I have ( internal LAN site only ):
One (1) Netscaler, which, then forwards HTTP requests to:
Two (2) httpd+mod_cluster, which then forwards the HTTP requests ( via AJP ) to:
Two (2) JBoss AS 7.1.3 with mod_cluster
Netscaler is adding the x-forwarded-for HTTP header so that Apache httpd can log the actual IP address of the user, as per the following:
On the above link, it logs into access.log the IP address recorded in x-forwarded-for HTTP header, if that HTTP header exists. Otherwise, it logs REMOTE_IP.
On the AJP protocol, I can see that JBoss receives the x-forwarded-for HTTP header that Netscaler has sent across.
So my question is:
Is there a way to configure JBoss to log the IP address from the x-forwarded-for HTTP header ... similar to the link above ? ( e.g. Log IP address if x-forwarded-for exists. If not. log REMOTE_IP ).

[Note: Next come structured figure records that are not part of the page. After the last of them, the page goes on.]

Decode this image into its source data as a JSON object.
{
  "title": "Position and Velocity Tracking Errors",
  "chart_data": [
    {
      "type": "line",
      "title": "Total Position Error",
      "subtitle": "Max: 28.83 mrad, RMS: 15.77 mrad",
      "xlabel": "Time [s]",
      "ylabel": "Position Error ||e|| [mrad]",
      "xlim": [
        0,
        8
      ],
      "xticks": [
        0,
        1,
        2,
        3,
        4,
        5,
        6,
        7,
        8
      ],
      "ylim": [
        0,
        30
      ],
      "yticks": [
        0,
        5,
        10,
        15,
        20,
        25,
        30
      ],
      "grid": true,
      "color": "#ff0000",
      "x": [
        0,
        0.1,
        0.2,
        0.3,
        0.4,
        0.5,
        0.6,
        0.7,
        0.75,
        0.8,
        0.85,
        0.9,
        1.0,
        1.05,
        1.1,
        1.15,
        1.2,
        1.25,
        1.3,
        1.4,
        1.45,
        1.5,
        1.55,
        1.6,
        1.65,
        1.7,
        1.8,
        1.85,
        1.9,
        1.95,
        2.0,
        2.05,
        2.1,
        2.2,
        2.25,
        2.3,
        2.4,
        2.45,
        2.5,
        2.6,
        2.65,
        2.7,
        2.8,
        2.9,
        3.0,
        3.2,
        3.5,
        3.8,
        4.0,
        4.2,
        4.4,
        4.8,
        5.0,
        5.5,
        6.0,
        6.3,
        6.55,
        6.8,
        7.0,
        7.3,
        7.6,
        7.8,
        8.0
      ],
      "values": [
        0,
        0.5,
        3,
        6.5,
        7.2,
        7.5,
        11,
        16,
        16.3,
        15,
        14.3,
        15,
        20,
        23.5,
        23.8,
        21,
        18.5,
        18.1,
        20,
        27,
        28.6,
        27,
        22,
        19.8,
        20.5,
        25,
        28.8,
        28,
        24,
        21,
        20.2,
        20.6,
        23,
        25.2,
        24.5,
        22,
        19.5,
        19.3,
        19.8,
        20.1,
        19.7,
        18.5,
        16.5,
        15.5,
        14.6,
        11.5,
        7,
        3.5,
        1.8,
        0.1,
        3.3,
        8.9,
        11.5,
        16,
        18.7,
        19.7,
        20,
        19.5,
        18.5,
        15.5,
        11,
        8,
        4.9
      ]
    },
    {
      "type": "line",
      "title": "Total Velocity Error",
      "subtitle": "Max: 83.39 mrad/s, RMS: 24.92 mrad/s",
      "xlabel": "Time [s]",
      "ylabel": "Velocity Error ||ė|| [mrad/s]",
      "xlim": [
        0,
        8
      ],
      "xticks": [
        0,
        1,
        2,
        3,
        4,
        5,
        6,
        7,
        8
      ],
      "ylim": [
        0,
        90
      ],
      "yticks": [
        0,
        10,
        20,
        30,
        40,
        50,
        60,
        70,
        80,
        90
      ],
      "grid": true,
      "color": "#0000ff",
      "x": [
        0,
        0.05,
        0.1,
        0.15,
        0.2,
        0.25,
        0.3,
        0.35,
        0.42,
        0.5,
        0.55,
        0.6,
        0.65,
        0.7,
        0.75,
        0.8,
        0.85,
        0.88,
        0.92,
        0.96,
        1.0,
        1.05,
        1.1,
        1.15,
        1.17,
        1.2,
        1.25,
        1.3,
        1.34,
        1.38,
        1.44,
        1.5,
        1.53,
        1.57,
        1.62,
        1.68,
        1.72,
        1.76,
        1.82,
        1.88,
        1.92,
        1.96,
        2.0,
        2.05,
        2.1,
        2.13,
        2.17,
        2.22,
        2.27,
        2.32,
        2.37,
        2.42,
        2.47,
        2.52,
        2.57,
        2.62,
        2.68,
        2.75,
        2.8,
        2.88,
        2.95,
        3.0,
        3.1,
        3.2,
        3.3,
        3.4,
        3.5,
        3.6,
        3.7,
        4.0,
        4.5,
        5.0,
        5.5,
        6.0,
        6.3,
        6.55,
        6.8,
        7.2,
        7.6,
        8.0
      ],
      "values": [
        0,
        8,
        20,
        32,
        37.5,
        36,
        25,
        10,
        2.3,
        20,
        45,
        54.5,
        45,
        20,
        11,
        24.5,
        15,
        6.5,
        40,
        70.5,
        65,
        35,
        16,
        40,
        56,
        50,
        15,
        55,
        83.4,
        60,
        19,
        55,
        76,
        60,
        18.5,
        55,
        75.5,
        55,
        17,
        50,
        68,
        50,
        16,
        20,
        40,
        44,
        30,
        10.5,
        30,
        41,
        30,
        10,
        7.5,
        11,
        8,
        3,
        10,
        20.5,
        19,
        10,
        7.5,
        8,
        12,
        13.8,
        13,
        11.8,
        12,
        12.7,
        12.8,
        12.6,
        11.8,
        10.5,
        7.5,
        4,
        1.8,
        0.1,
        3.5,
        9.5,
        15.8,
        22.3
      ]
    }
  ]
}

I prefer NOT to change the HTTP headers using the RemoteIP Valve, which is the port of Apache's mod_remoteip ( JBoss Web Configuration Reference - The Valve Component ), as it may have other implications that I am not aware of with regards to mod_cluster, etc.
I should add that, if we DO NOT use Netscaler in front the Apache/httpd+mod_cluster, JBoss logs the IP address of the user's workstation correctly without any change on my part. However, there is now a desire to have Netscaler in front of 2 Apache/httpd+mod_cluster to address the issue of a single point-of-failure if Apache+mod_cluster goes down.